More Guidance Needed On “Gig Economy” Questions

The class action litigation involving drivers for the ride-booking company Uber has enormous implications not just for those in the “gig economy” but for all companies that use the services of independent contractors.  In O’Connor et al. v. Uber Technologies, Inc., in the Northern District of California, a class of Uber drivers in California and Massachusetts claimed that they were misclassified as independent contractors and denied reimbursement of necessary business expenses as well as gratuities.  In April, Plaintiffs’ counsel requested that the Court approve a classwide settlement agreement that was widely publicized.

Last week Judge Edward Chen rejected this proposed settlement, which he said was, “not fair, adequate and reasonable.”  Judge Chen’s rejection underscores the challenges and complexities of large employment-related class actions.

The proposal was for a minimum of $84 million to the class with the potential to go up to $100 million if Uber’s initial public offering (IPO) hit a certain level.  Judge Chen found the settlement for the unreimbursed expenses and tips claimed by the plaintiffs to be adequate, albeit modest (about 10% of potential recovery).

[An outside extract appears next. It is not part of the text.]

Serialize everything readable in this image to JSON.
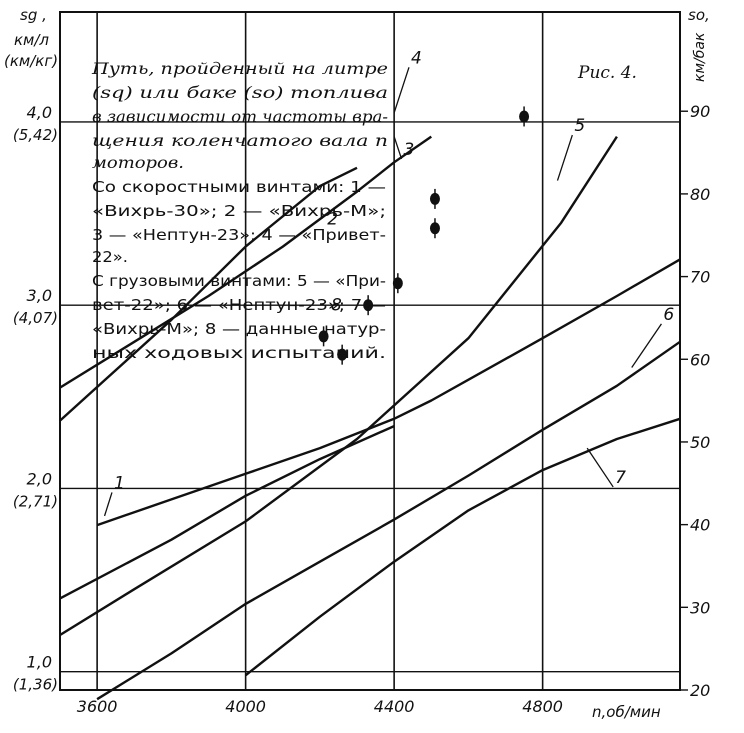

However Judge Chen found one provision to be particularly problematic: a proposed $1 million payment to settle claims under the California Private Attorneys General Act (PAGA – which allows private citizens to pursue fines that would normally only be available to the State of California).  Plaintiffs’ counsel brought this private claim on behalf of the State of California and had estimated it to be worth up to $1 billion in damages, an estimate that the California Labor and Workforce Development Agency confirmed. The Court found the $1 million proposed settlement — one-tenth of one percent of the value of the claim — was not fair and adequate. In addition, Judge Chen expressed concern about an arbitration provision that would have required waiver of the plaintiffs’ rights to bring PAGA claims in court.

On Oahu, where it’s reported that more than 5,000 people signed up to work for Uber, the Honolulu City Council passed new regulations related to the company.  According to Pacific Business News, “taxi and ride-hailing drivers will have to pay a fee to obtain a city certificate to operate, will need to submit to a national criminal background check and will need to have a Hawaii driver’s license. Cars used for ride hailing will be required to have permanent decals identifying them as for-hire vehicles. The legislation will go into effect on Jan. 15.”

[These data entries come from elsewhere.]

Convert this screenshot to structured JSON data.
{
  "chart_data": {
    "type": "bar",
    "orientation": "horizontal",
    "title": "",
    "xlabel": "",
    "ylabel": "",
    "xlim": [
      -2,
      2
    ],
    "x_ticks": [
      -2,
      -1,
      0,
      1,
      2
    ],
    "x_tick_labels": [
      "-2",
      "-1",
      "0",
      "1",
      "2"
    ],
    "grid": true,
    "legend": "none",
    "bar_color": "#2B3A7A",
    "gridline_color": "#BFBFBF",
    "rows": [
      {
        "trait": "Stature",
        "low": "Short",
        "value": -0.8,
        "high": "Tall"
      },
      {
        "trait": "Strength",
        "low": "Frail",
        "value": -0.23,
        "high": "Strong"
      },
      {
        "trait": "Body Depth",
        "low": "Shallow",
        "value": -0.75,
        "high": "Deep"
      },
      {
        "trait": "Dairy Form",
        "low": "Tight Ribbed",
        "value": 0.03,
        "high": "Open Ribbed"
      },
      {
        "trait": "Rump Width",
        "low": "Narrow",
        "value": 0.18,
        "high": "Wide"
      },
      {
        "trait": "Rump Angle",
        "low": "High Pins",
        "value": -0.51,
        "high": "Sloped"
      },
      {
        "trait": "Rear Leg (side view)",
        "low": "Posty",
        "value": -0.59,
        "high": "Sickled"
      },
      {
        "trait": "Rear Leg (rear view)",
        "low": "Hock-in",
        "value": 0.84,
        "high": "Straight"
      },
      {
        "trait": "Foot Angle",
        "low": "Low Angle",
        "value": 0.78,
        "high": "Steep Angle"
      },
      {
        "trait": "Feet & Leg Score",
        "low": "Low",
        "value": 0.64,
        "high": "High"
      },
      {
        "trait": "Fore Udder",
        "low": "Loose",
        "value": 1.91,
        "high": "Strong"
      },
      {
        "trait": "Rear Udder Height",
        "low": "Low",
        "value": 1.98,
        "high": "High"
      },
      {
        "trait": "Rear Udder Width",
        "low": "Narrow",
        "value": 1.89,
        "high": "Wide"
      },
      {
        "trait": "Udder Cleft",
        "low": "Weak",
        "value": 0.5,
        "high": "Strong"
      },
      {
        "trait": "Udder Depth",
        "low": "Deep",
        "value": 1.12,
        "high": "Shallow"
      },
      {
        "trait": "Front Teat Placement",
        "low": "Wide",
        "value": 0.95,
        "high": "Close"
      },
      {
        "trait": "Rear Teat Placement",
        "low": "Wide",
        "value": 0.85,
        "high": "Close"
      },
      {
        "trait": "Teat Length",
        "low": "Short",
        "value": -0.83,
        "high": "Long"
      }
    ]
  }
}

As lawsuits like this continue to move through the courts, companies should expect continued litigation concerning whether a worker is an employee versus an independent contractor. In the meantime, employers must continually scrutinize their documents and practices to ensure compliance with federal and state laws. These issues are often fact-intensive (especially with respect to whether a company “directs and controls” an independent contractor). Therefore, although we expect further court decisions providing guidance, it is unlikely there will be clear bright lines providing answers to this issue.